My question relates to trying to understand the ways to characterize cyclostationary processes. Reference to the literature would be helpful!
My question has the following parts:
Part I: Phase Noise
Given the following definitions:
$$ \mathcal{L}(f) = {1 \over A^2} \int_{-\infty}^{\infty} d \tau R_{vv} (\tau) e^{-j (2 \pi f- \omega_0) \tau} $$ where $A$ is the normalization for dBc per Hz. $$ \mathcal{S}_\phi (f) = \int_{-\infty}^{\infty} d \tau R_{\phi \phi} (\tau) e^{-j 2 \pi f \tau} $$ $$v(t) = \cos( \omega_0 t + \phi(t))$$ $$R_{vv}(\tau) = \frac{1}{T}\int_{0}^T dt E[ v(t+ \tau) v(t)]$$ where $T = {2 \pi \over \omega_0}$ $$R_{\phi \phi} (\tau) = E[ \phi(t+ \tau) \phi(t)]$$
What is the relationship between $\mathcal{L}(f)$ and $S_\phi(f)$? Under what conditions are they similar, and under what conditions do they differ?
For this part at least, we can assume $\phi$ is Wide-Sense Stationary, although I am curious how this generalizes for cyclostationary $\phi$.
Part II: Jitter
Let us define the time series $ t_0, t_1,...$ as the deviation of the 0 crossing points times of the waveform v(t) from an ideal one with $\phi = 0$. Remember that v(t) is modulated by the stationary (or maybe even cyclostationary with period ${2 \pi \over \omega_0}$) process $\phi(t)$. We are interested in calculating the value $\sigma_t$, which is the standard deviation of the time series.

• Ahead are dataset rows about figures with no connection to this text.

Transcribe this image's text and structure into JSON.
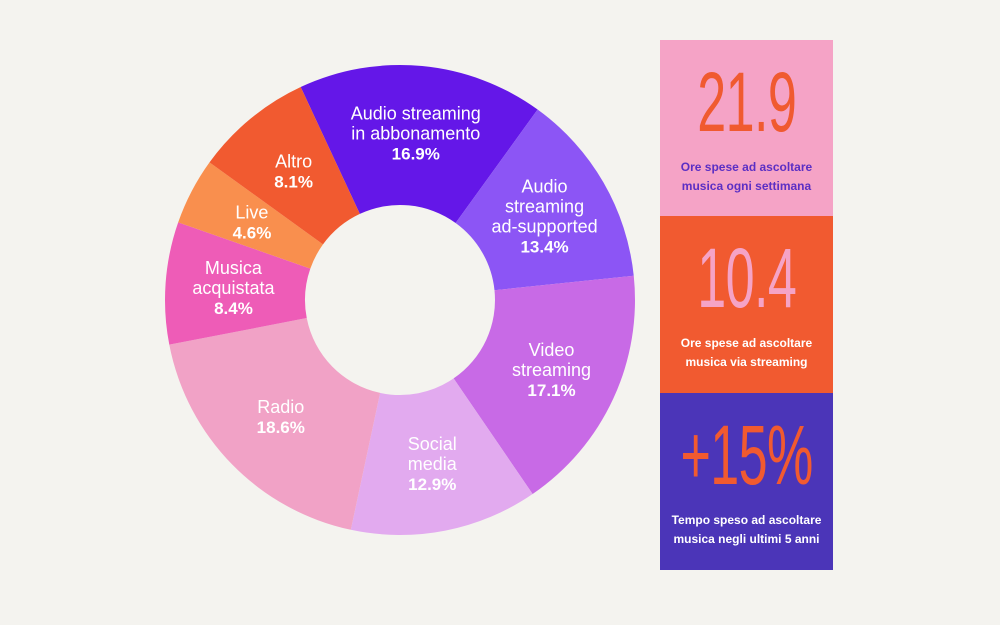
{
  "chart_data": {
    "type": "pie",
    "donut": true,
    "legend": "none",
    "slices": [
      {
        "name_lines": [
          "Audio streaming",
          "in abbonamento"
        ],
        "value": 16.9,
        "label": "16.9%",
        "color": "#6417e8"
      },
      {
        "name_lines": [
          "Audio",
          "streaming",
          "ad-supported"
        ],
        "value": 13.4,
        "label": "13.4%",
        "color": "#8c55f5"
      },
      {
        "name_lines": [
          "Video",
          "streaming"
        ],
        "value": 17.1,
        "label": "17.1%",
        "color": "#c86ae6"
      },
      {
        "name_lines": [
          "Social",
          "media"
        ],
        "value": 12.9,
        "label": "12.9%",
        "color": "#e2aaef"
      },
      {
        "name_lines": [
          "Radio"
        ],
        "value": 18.6,
        "label": "18.6%",
        "color": "#f1a2c6"
      },
      {
        "name_lines": [
          "Musica",
          "acquistata"
        ],
        "value": 8.4,
        "label": "8.4%",
        "color": "#ee5cb7"
      },
      {
        "name_lines": [
          "Live"
        ],
        "value": 4.6,
        "label": "4.6%",
        "color": "#f98f4e"
      },
      {
        "name_lines": [
          "Altro"
        ],
        "value": 8.1,
        "label": "8.1%",
        "color": "#f15a30"
      }
    ]
  },
  "stats": [
    {
      "value": "21.9",
      "caption_lines": [
        "Ore spese ad ascoltare",
        "musica ogni settimana"
      ],
      "bg": "#f5a3c6",
      "num_color": "#f05a30",
      "cap_color": "#5b2fc4"
    },
    {
      "value": "10.4",
      "caption_lines": [
        "Ore spese ad ascoltare",
        "musica via streaming"
      ],
      "bg": "#f15a30",
      "num_color": "#f5a3c6",
      "cap_color": "#ffffff"
    },
    {
      "value": "+15%",
      "caption_lines": [
        "Tempo speso ad ascoltare",
        "musica negli ultimi 5 anni"
      ],
      "bg": "#4b35b8",
      "num_color": "#f15a30",
      "cap_color": "#ffffff"
    }
  ]
}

What is the expression that relates $\mathcal{L}(f)$ to $\sigma_t$? What is the expression that relates $\mathcal{S_\phi}(f)$ to $\sigma_t$? Under what conditions do these expressions break down?

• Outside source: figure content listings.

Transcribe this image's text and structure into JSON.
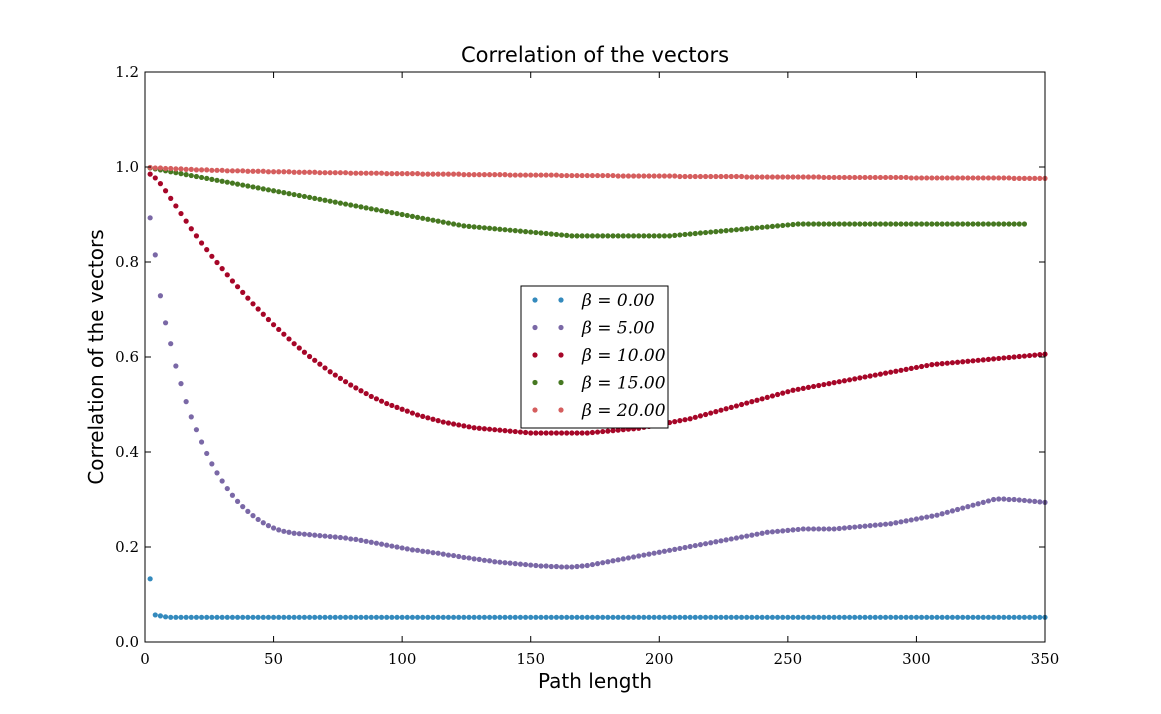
{
  "chart_data": {
    "type": "scatter",
    "title": "Correlation of the vectors",
    "xlabel": "Path length",
    "ylabel": "Correlation of the vectors",
    "xlim": [
      0,
      350
    ],
    "ylim": [
      0.0,
      1.2
    ],
    "xticks": [
      0,
      50,
      100,
      150,
      200,
      250,
      300,
      350
    ],
    "yticks": [
      0.0,
      0.2,
      0.4,
      0.6,
      0.8,
      1.0,
      1.2
    ],
    "xtick_labels": [
      "0",
      "50",
      "100",
      "150",
      "200",
      "250",
      "300",
      "350"
    ],
    "ytick_labels": [
      "0.0",
      "0.2",
      "0.4",
      "0.6",
      "0.8",
      "1.0",
      "1.2"
    ],
    "grid": false,
    "legend_position": "center",
    "x_step": 2,
    "series": [
      {
        "name": "β = 0.00",
        "color": "#348ABD",
        "y": [
          0.133,
          0.057,
          0.055,
          0.053,
          0.052,
          0.052,
          0.052,
          0.052,
          0.052,
          0.052,
          0.052,
          0.052,
          0.052,
          0.052,
          0.052,
          0.052,
          0.052,
          0.052,
          0.052,
          0.052,
          0.052,
          0.052,
          0.052,
          0.052,
          0.052,
          0.052,
          0.052,
          0.052,
          0.052,
          0.052,
          0.052,
          0.052,
          0.052,
          0.052,
          0.052,
          0.052,
          0.052,
          0.052,
          0.052,
          0.052,
          0.052,
          0.052,
          0.052,
          0.052,
          0.052,
          0.052,
          0.052,
          0.052,
          0.052,
          0.052,
          0.052,
          0.052,
          0.052,
          0.052,
          0.052,
          0.052,
          0.052,
          0.052,
          0.052,
          0.052,
          0.052,
          0.052,
          0.052,
          0.052,
          0.052,
          0.052,
          0.052,
          0.052,
          0.052,
          0.052,
          0.052,
          0.052,
          0.052,
          0.052,
          0.052,
          0.052,
          0.052,
          0.052,
          0.052,
          0.052,
          0.052,
          0.052,
          0.052,
          0.052,
          0.052,
          0.052,
          0.052,
          0.052,
          0.052,
          0.052,
          0.052,
          0.052,
          0.052,
          0.052,
          0.052,
          0.052,
          0.052,
          0.052,
          0.052,
          0.052,
          0.052,
          0.052,
          0.052,
          0.052,
          0.052,
          0.052,
          0.052,
          0.052,
          0.052,
          0.052,
          0.052,
          0.052,
          0.052,
          0.052,
          0.052,
          0.052,
          0.052,
          0.052,
          0.052,
          0.052,
          0.052,
          0.052,
          0.052,
          0.052,
          0.052,
          0.052,
          0.052,
          0.052,
          0.052,
          0.052,
          0.052,
          0.052,
          0.052,
          0.052,
          0.052,
          0.052,
          0.052,
          0.052,
          0.052,
          0.052,
          0.052,
          0.052,
          0.052,
          0.052,
          0.052,
          0.052,
          0.052,
          0.052,
          0.052,
          0.052,
          0.052,
          0.052,
          0.052,
          0.052,
          0.052,
          0.052,
          0.052,
          0.052,
          0.052,
          0.052,
          0.052,
          0.052,
          0.052,
          0.052,
          0.052,
          0.052,
          0.052,
          0.052,
          0.052,
          0.052,
          0.052,
          0.052,
          0.052,
          0.052,
          0.052,
          0.052,
          0.052
        ]
      },
      {
        "name": "β = 5.00",
        "color": "#7A68A6",
        "y": [
          0.893,
          0.815,
          0.729,
          0.672,
          0.628,
          0.581,
          0.544,
          0.506,
          0.474,
          0.447,
          0.421,
          0.397,
          0.375,
          0.356,
          0.339,
          0.323,
          0.309,
          0.296,
          0.285,
          0.275,
          0.266,
          0.258,
          0.251,
          0.245,
          0.24,
          0.236,
          0.233,
          0.231,
          0.229,
          0.228,
          0.227,
          0.226,
          0.225,
          0.224,
          0.223,
          0.222,
          0.221,
          0.22,
          0.219,
          0.217,
          0.216,
          0.214,
          0.212,
          0.21,
          0.208,
          0.206,
          0.204,
          0.202,
          0.2,
          0.198,
          0.196,
          0.194,
          0.193,
          0.191,
          0.19,
          0.188,
          0.187,
          0.185,
          0.183,
          0.182,
          0.18,
          0.178,
          0.177,
          0.175,
          0.174,
          0.172,
          0.171,
          0.169,
          0.168,
          0.167,
          0.166,
          0.165,
          0.164,
          0.163,
          0.162,
          0.161,
          0.16,
          0.16,
          0.159,
          0.159,
          0.158,
          0.158,
          0.158,
          0.159,
          0.16,
          0.161,
          0.163,
          0.165,
          0.167,
          0.169,
          0.171,
          0.173,
          0.175,
          0.177,
          0.179,
          0.181,
          0.183,
          0.185,
          0.187,
          0.189,
          0.191,
          0.193,
          0.195,
          0.197,
          0.199,
          0.201,
          0.203,
          0.205,
          0.207,
          0.209,
          0.211,
          0.213,
          0.215,
          0.217,
          0.219,
          0.221,
          0.223,
          0.225,
          0.227,
          0.229,
          0.231,
          0.232,
          0.233,
          0.234,
          0.235,
          0.236,
          0.237,
          0.238,
          0.238,
          0.238,
          0.238,
          0.238,
          0.238,
          0.238,
          0.239,
          0.24,
          0.241,
          0.242,
          0.243,
          0.244,
          0.245,
          0.246,
          0.247,
          0.248,
          0.249,
          0.251,
          0.253,
          0.255,
          0.257,
          0.259,
          0.261,
          0.263,
          0.265,
          0.267,
          0.27,
          0.273,
          0.276,
          0.279,
          0.282,
          0.285,
          0.288,
          0.291,
          0.294,
          0.297,
          0.3,
          0.301,
          0.301,
          0.3,
          0.3,
          0.299,
          0.298,
          0.297,
          0.296,
          0.295,
          0.294,
          0.293,
          0.292,
          0.292,
          0.292,
          0.292
        ]
      },
      {
        "name": "β = 10.00",
        "color": "#A60628",
        "y": [
          0.985,
          0.977,
          0.965,
          0.95,
          0.934,
          0.918,
          0.902,
          0.886,
          0.87,
          0.855,
          0.84,
          0.826,
          0.812,
          0.799,
          0.786,
          0.773,
          0.76,
          0.748,
          0.736,
          0.724,
          0.712,
          0.701,
          0.69,
          0.679,
          0.668,
          0.658,
          0.648,
          0.638,
          0.628,
          0.619,
          0.61,
          0.601,
          0.593,
          0.585,
          0.577,
          0.569,
          0.562,
          0.555,
          0.548,
          0.541,
          0.535,
          0.529,
          0.523,
          0.517,
          0.512,
          0.507,
          0.502,
          0.498,
          0.494,
          0.49,
          0.486,
          0.482,
          0.478,
          0.475,
          0.472,
          0.469,
          0.466,
          0.463,
          0.461,
          0.459,
          0.457,
          0.455,
          0.453,
          0.451,
          0.45,
          0.449,
          0.448,
          0.447,
          0.446,
          0.445,
          0.444,
          0.443,
          0.442,
          0.441,
          0.44,
          0.44,
          0.44,
          0.44,
          0.44,
          0.44,
          0.44,
          0.44,
          0.44,
          0.44,
          0.44,
          0.44,
          0.441,
          0.442,
          0.443,
          0.444,
          0.445,
          0.446,
          0.447,
          0.448,
          0.449,
          0.45,
          0.452,
          0.454,
          0.456,
          0.458,
          0.46,
          0.462,
          0.464,
          0.466,
          0.468,
          0.47,
          0.473,
          0.476,
          0.479,
          0.482,
          0.485,
          0.488,
          0.491,
          0.494,
          0.497,
          0.5,
          0.503,
          0.506,
          0.509,
          0.512,
          0.515,
          0.518,
          0.521,
          0.524,
          0.527,
          0.53,
          0.532,
          0.534,
          0.536,
          0.538,
          0.54,
          0.542,
          0.544,
          0.546,
          0.548,
          0.55,
          0.552,
          0.554,
          0.556,
          0.558,
          0.56,
          0.562,
          0.564,
          0.566,
          0.568,
          0.57,
          0.572,
          0.574,
          0.576,
          0.578,
          0.58,
          0.582,
          0.584,
          0.585,
          0.586,
          0.587,
          0.588,
          0.589,
          0.59,
          0.591,
          0.592,
          0.593,
          0.594,
          0.595,
          0.596,
          0.597,
          0.598,
          0.599,
          0.6,
          0.601,
          0.602,
          0.603,
          0.604,
          0.605,
          0.606,
          0.607,
          0.608
        ]
      },
      {
        "name": "β = 15.00",
        "color": "#467821",
        "y": [
          0.998,
          0.996,
          0.994,
          0.992,
          0.99,
          0.988,
          0.986,
          0.984,
          0.982,
          0.98,
          0.978,
          0.976,
          0.974,
          0.972,
          0.97,
          0.968,
          0.966,
          0.964,
          0.962,
          0.96,
          0.958,
          0.956,
          0.954,
          0.952,
          0.95,
          0.948,
          0.946,
          0.944,
          0.942,
          0.94,
          0.938,
          0.936,
          0.934,
          0.932,
          0.93,
          0.928,
          0.926,
          0.924,
          0.922,
          0.92,
          0.918,
          0.916,
          0.914,
          0.912,
          0.91,
          0.908,
          0.906,
          0.904,
          0.902,
          0.9,
          0.898,
          0.896,
          0.894,
          0.892,
          0.89,
          0.888,
          0.886,
          0.884,
          0.882,
          0.88,
          0.878,
          0.876,
          0.875,
          0.874,
          0.873,
          0.872,
          0.871,
          0.87,
          0.869,
          0.868,
          0.867,
          0.866,
          0.865,
          0.864,
          0.863,
          0.862,
          0.861,
          0.86,
          0.859,
          0.858,
          0.857,
          0.856,
          0.855,
          0.855,
          0.855,
          0.855,
          0.855,
          0.855,
          0.855,
          0.855,
          0.855,
          0.855,
          0.855,
          0.855,
          0.855,
          0.855,
          0.855,
          0.855,
          0.855,
          0.855,
          0.855,
          0.855,
          0.856,
          0.857,
          0.858,
          0.859,
          0.86,
          0.861,
          0.862,
          0.863,
          0.864,
          0.865,
          0.866,
          0.867,
          0.868,
          0.869,
          0.87,
          0.871,
          0.872,
          0.873,
          0.874,
          0.875,
          0.876,
          0.877,
          0.878,
          0.879,
          0.88,
          0.88,
          0.88,
          0.88,
          0.88,
          0.88,
          0.88,
          0.88,
          0.88,
          0.88,
          0.88,
          0.88,
          0.88,
          0.88,
          0.88,
          0.88,
          0.88,
          0.88,
          0.88,
          0.88,
          0.88,
          0.88,
          0.88,
          0.88,
          0.88,
          0.88,
          0.88,
          0.88,
          0.88,
          0.88,
          0.88,
          0.88,
          0.88,
          0.88,
          0.88,
          0.88,
          0.88,
          0.88,
          0.88,
          0.88,
          0.88,
          0.88,
          0.88,
          0.88,
          0.88
        ]
      },
      {
        "name": "β = 20.00",
        "color": "#D55E5E",
        "y": [
          0.999,
          0.998,
          0.998,
          0.997,
          0.997,
          0.996,
          0.996,
          0.995,
          0.995,
          0.994,
          0.994,
          0.994,
          0.993,
          0.993,
          0.993,
          0.992,
          0.992,
          0.992,
          0.992,
          0.991,
          0.991,
          0.991,
          0.991,
          0.99,
          0.99,
          0.99,
          0.99,
          0.99,
          0.989,
          0.989,
          0.989,
          0.989,
          0.989,
          0.988,
          0.988,
          0.988,
          0.988,
          0.988,
          0.988,
          0.987,
          0.987,
          0.987,
          0.987,
          0.987,
          0.987,
          0.987,
          0.986,
          0.986,
          0.986,
          0.986,
          0.986,
          0.986,
          0.986,
          0.985,
          0.985,
          0.985,
          0.985,
          0.985,
          0.985,
          0.985,
          0.985,
          0.984,
          0.984,
          0.984,
          0.984,
          0.984,
          0.984,
          0.984,
          0.984,
          0.984,
          0.983,
          0.983,
          0.983,
          0.983,
          0.983,
          0.983,
          0.983,
          0.983,
          0.983,
          0.983,
          0.982,
          0.982,
          0.982,
          0.982,
          0.982,
          0.982,
          0.982,
          0.982,
          0.982,
          0.982,
          0.982,
          0.981,
          0.981,
          0.981,
          0.981,
          0.981,
          0.981,
          0.981,
          0.981,
          0.981,
          0.981,
          0.981,
          0.981,
          0.98,
          0.98,
          0.98,
          0.98,
          0.98,
          0.98,
          0.98,
          0.98,
          0.98,
          0.98,
          0.98,
          0.98,
          0.98,
          0.979,
          0.979,
          0.979,
          0.979,
          0.979,
          0.979,
          0.979,
          0.979,
          0.979,
          0.979,
          0.979,
          0.979,
          0.979,
          0.979,
          0.979,
          0.978,
          0.978,
          0.978,
          0.978,
          0.978,
          0.978,
          0.978,
          0.978,
          0.978,
          0.978,
          0.978,
          0.978,
          0.978,
          0.978,
          0.978,
          0.978,
          0.978,
          0.977,
          0.977,
          0.977,
          0.977,
          0.977,
          0.977,
          0.977,
          0.977,
          0.977,
          0.977,
          0.977,
          0.977,
          0.977,
          0.977,
          0.977,
          0.977,
          0.977,
          0.977,
          0.977,
          0.977,
          0.976,
          0.976,
          0.976,
          0.976,
          0.976,
          0.976,
          0.976
        ]
      }
    ]
  }
}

Wiener Khintchine seems to suggest that $\sigma_t \propto \frac{1}{ \omega_0} \sqrt{\int_0^\infty \mathcal{S_\phi}(f) df}$. However I am not sure the integration limits if I replace $S_\phi$ with $\mathcal{L}(f)$
Also, what is the analog to Wiener Khintchine for cyclostationary $\phi(t)$?